John Hagel shares his perspectives on the future growth and opportunities for the Indian IT ecosystem. I could not attend John’s session in the Nasscom summit- I had to be in china for a different meeting. John summarizes his perspective on the growth possibilities and correctly identifies that the continued growth of the industry hinges on the ability to access and develop talent. He highlights the issues that the industry is grappling with - turnover rates ,wage rates & emerging competition from other low cost locations. The responses to these issues are on a wide-ranging front - The Indian IT services continue to invest heavily in scaling their recruiting and training efforts, increasingly branching out and establishing facilities in second and third tier cities in India to reach a broader pool of talent, including establishing development and operations centers in other low labor cost countries.

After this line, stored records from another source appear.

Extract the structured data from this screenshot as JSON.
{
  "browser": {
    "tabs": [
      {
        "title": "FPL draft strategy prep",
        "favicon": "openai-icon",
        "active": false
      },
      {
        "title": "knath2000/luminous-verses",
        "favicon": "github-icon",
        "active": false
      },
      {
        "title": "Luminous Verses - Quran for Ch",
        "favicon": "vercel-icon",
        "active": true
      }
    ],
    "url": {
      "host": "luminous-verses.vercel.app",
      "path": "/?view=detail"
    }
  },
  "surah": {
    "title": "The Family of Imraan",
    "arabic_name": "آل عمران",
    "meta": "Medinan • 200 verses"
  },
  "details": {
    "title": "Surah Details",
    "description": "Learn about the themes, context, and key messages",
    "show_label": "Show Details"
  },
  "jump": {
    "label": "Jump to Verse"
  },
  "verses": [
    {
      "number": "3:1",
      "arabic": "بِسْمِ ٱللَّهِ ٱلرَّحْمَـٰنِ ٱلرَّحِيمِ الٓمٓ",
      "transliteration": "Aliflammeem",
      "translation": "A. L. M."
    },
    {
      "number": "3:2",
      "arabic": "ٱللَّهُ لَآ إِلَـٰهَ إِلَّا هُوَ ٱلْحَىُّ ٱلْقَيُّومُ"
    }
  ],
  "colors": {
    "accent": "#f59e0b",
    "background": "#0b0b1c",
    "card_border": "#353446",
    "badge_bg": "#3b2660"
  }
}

Indian firms are also investing in developing more value added services to generate more revenue per employee and in general are focused on operational excellence to enhance profitability per employee and to become more responsive to increasing customer expectations. McKinsey & Co. has come out with a report with a framework for benchmarking operational performance and found a high dispersion of performance across Indian offshoring service companies. The report highlights rightly so, that offshoring service companies could do a much better job of absorbing increasing wage rates if they focus more aggressively on enhancing the productivity of their operations. One of the interesting sidelights in the report was the finding that third-party service providers generally outperform captive offshore facilities – a point that I have repeatedly highlighted.

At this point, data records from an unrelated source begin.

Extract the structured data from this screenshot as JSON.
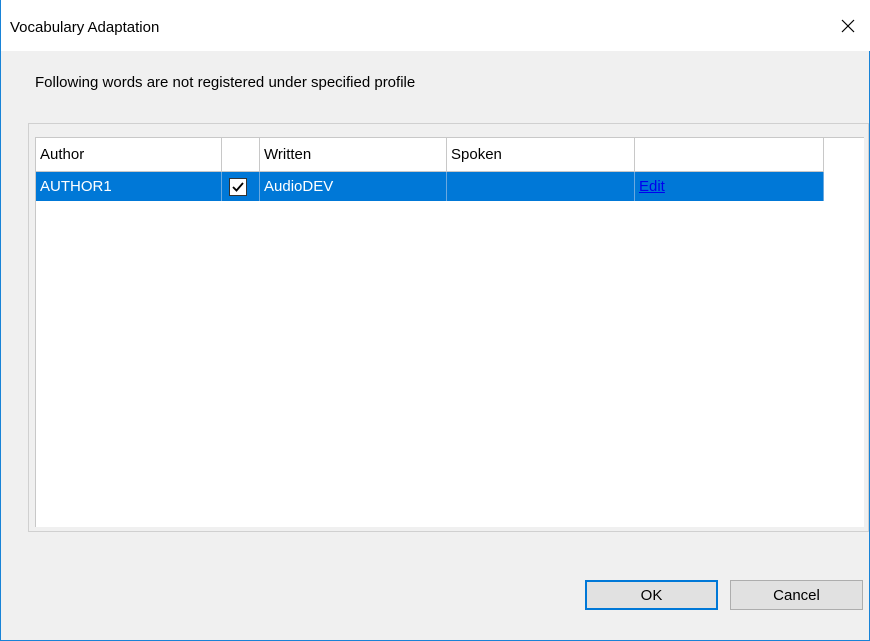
{
  "window": {
    "title": "Vocabulary Adaptation",
    "close_icon": "close-icon"
  },
  "message": "Following words are not registered under specified profile",
  "table": {
    "columns": [
      "Author",
      "",
      "Written",
      "Spoken",
      ""
    ],
    "rows": [
      {
        "author": "AUTHOR1",
        "checked": true,
        "written": "AudioDEV",
        "spoken": "",
        "action": "Edit",
        "selected": true
      }
    ]
  },
  "buttons": {
    "ok": "OK",
    "cancel": "Cancel"
  },
  "colors": {
    "selection": "#0078d7",
    "window_border": "#1883d7",
    "link": "#0000ee"
  }
}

So, what next? – the story looks good so far and is likely to be as good moving forward. John highlights that the biggest opportunity of all requires a different form of innovation. It also requires a very different mindset for the leadership of the Indian IT service companies. He eggs the industry to look at a different model to scale up - rather than continuing to focus on attracting and retaining talent within their own companies, these firms could create enormous value by developing the management techniques required to mobilize and leverage specialized talent wherever it resides. This would require building scalable talent networks encompassing a broad range of smaller, more specialized companies.
He points to the fact that where the Indian headquartered companies don’t have the capability already in place, they may go out and acquire a smaller, more specialized company, but their instinct is to bring the capability in house. As an alternative, John argues, these companies could take their emerging skills in partnering with technology product companies and apply them to building talent networks to mobilize and leverage large numbers of more specialized service providers. The real power would be to master the techniques required to accelerate the development of talent across such a distributed network of partners, thus creating stronger incentives for partners to join the network. He believes that this would call for innovating in learning and training capabilities and help these firms in creating new IT architectures –one that are focused outside-in. This echoes my thought about the emergence of global networks.

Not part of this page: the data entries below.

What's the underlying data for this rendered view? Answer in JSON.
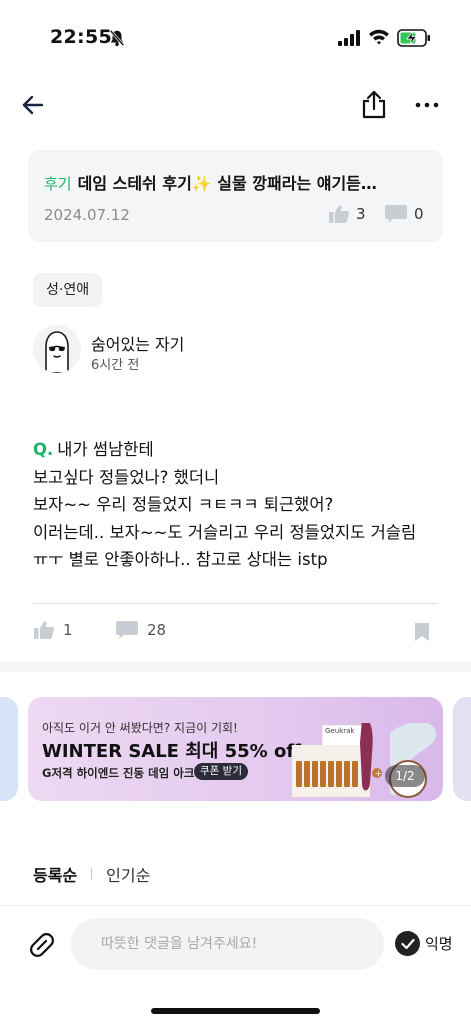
{
  "status_bar": {
    "time": "22:55"
  },
  "related_post": {
    "tag": "후기",
    "title": "데임 스테쉬 후기✨ 실물 깡패라는 얘기듣…",
    "date": "2024.07.12",
    "likes": "3",
    "comments": "0"
  },
  "category": "성·연애",
  "author": {
    "name": "숨어있는 자기",
    "time": "6시간 전"
  },
  "post": {
    "q_mark": "Q.",
    "lines": [
      "내가 썸남한테",
      "보고싶다 정들었나? 했더니",
      "보자~~ 우리 정들었지 ㅋㅌㅋㅋ 퇴근했어?",
      "이러는데.. 보자~~도 거슬리고 우리 정들었지도 거슬림",
      "ㅠㅜ 별로 안좋아하나.. 참고로 상대는 istp"
    ],
    "likes": "1",
    "comments": "28"
  },
  "banner": {
    "subtitle": "아직도 이거 안 써봤다면? 지금이 기회!",
    "headline": "WINTER SALE 최대 55% off",
    "desc": "G저격 하이엔드 진동 데임 아크",
    "coupon": "쿠폰 받기",
    "brand": "Geukrak",
    "counter": "1/2"
  },
  "sort": {
    "active": "등록순",
    "inactive": "인기순"
  },
  "comment_input": {
    "placeholder": "따뜻한 댓글을 남겨주세요!"
  },
  "anonymous_label": "익명",
  "colors": {
    "accent_green": "#1fb36a"
  }
}
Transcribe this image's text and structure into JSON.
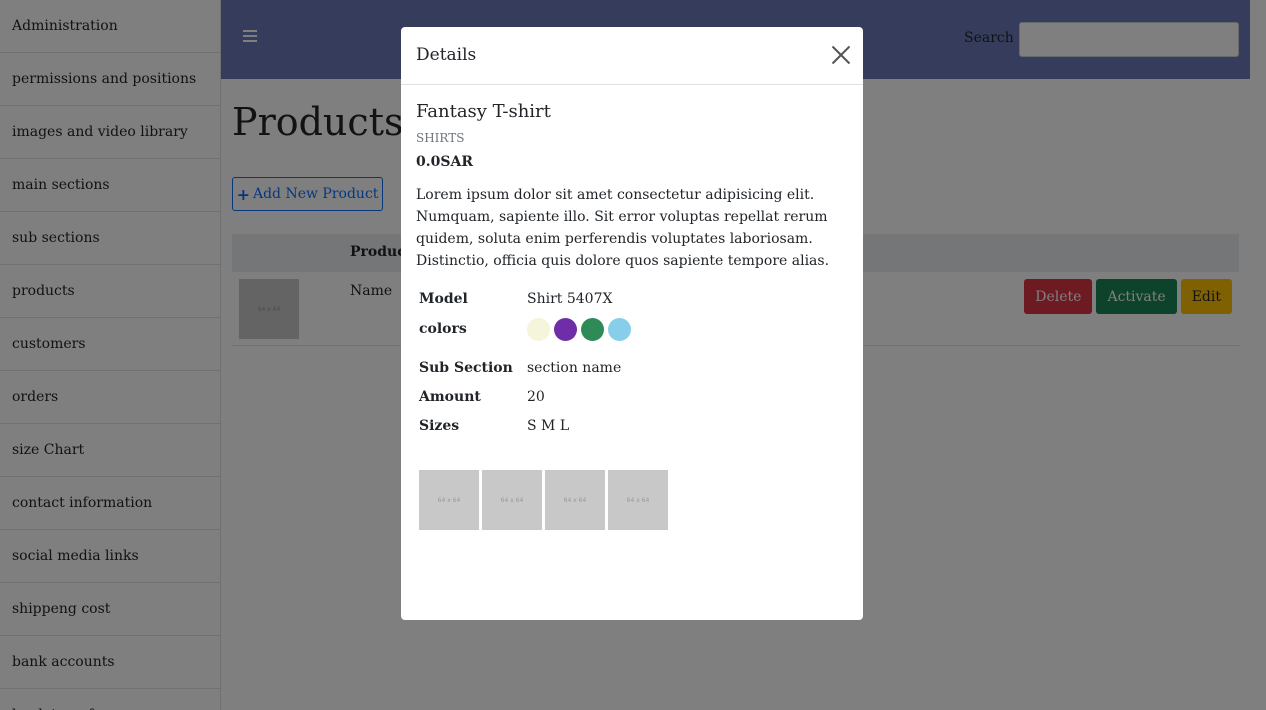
{
  "sidebar": {
    "items": [
      {
        "label": "Administration"
      },
      {
        "label": "permissions and positions"
      },
      {
        "label": "images and video library"
      },
      {
        "label": "main sections"
      },
      {
        "label": "sub sections"
      },
      {
        "label": "products"
      },
      {
        "label": "customers"
      },
      {
        "label": "orders"
      },
      {
        "label": "size Chart"
      },
      {
        "label": "contact information"
      },
      {
        "label": "social media links"
      },
      {
        "label": "shippeng cost"
      },
      {
        "label": "bank accounts"
      },
      {
        "label": "bank transfer"
      }
    ]
  },
  "header": {
    "menu_icon": "hamburger-icon",
    "search_label": "Search",
    "search_value": "",
    "search_placeholder": ""
  },
  "main": {
    "title": "Products",
    "add_button_icon": "+",
    "add_button_label": "Add New Product",
    "table": {
      "column_product": "Product",
      "row": {
        "thumb_text": "64 x 64",
        "name": "Name",
        "delete_label": "Delete",
        "activate_label": "Activate",
        "edit_label": "Edit"
      }
    }
  },
  "modal": {
    "title": "Details",
    "close_icon": "close-icon",
    "product": {
      "name": "Fantasy T-shirt",
      "category": "SHIRTS",
      "price": "0.0SAR",
      "description": "Lorem ipsum dolor sit amet consectetur adipisicing elit. Numquam, sapiente illo. Sit error voluptas repellat rerum quidem, soluta enim perferendis voluptates laboriosam. Distinctio, officia quis dolore quos sapiente tempore alias.",
      "specs": {
        "model_label": "Model",
        "model_value": "Shirt 5407X",
        "colors_label": "colors",
        "sub_section_label": "Sub Section",
        "sub_section_value": "section name",
        "amount_label": "Amount",
        "amount_value": "20",
        "sizes_label": "Sizes",
        "sizes_value": "S M L"
      },
      "colors": [
        "#f5f5dc",
        "#6f2da8",
        "#2e8b57",
        "#87ceeb"
      ],
      "gallery": [
        "64 x 64",
        "64 x 64",
        "64 x 64",
        "64 x 64"
      ]
    }
  },
  "theme": {
    "header_bg": "#6c7ab8",
    "primary": "#0d6efd",
    "danger": "#dc3545",
    "success": "#198754",
    "warning": "#ffc107"
  }
}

A very illuminating proposition - this needs to be reviewed seriously. I know for a fact that today possibly every IT major is looking towards acquisition and spreading globally for both resourcing and servicing markets – a different business model of operation could provide them with a competitive edge. Indian compnaies have been extremely innovative and ruthlessly efficient in scaling up their operations. They are helping may western enterprises to focus on innovation by offshoring/outsourcing their works. Its time for the indian headquartered majors to focus on innovation as a way to move to the next orbit in a concerted way. This may need to start today rather than later as early adopters like in other industries would reap disproportionate benefits, if executed well.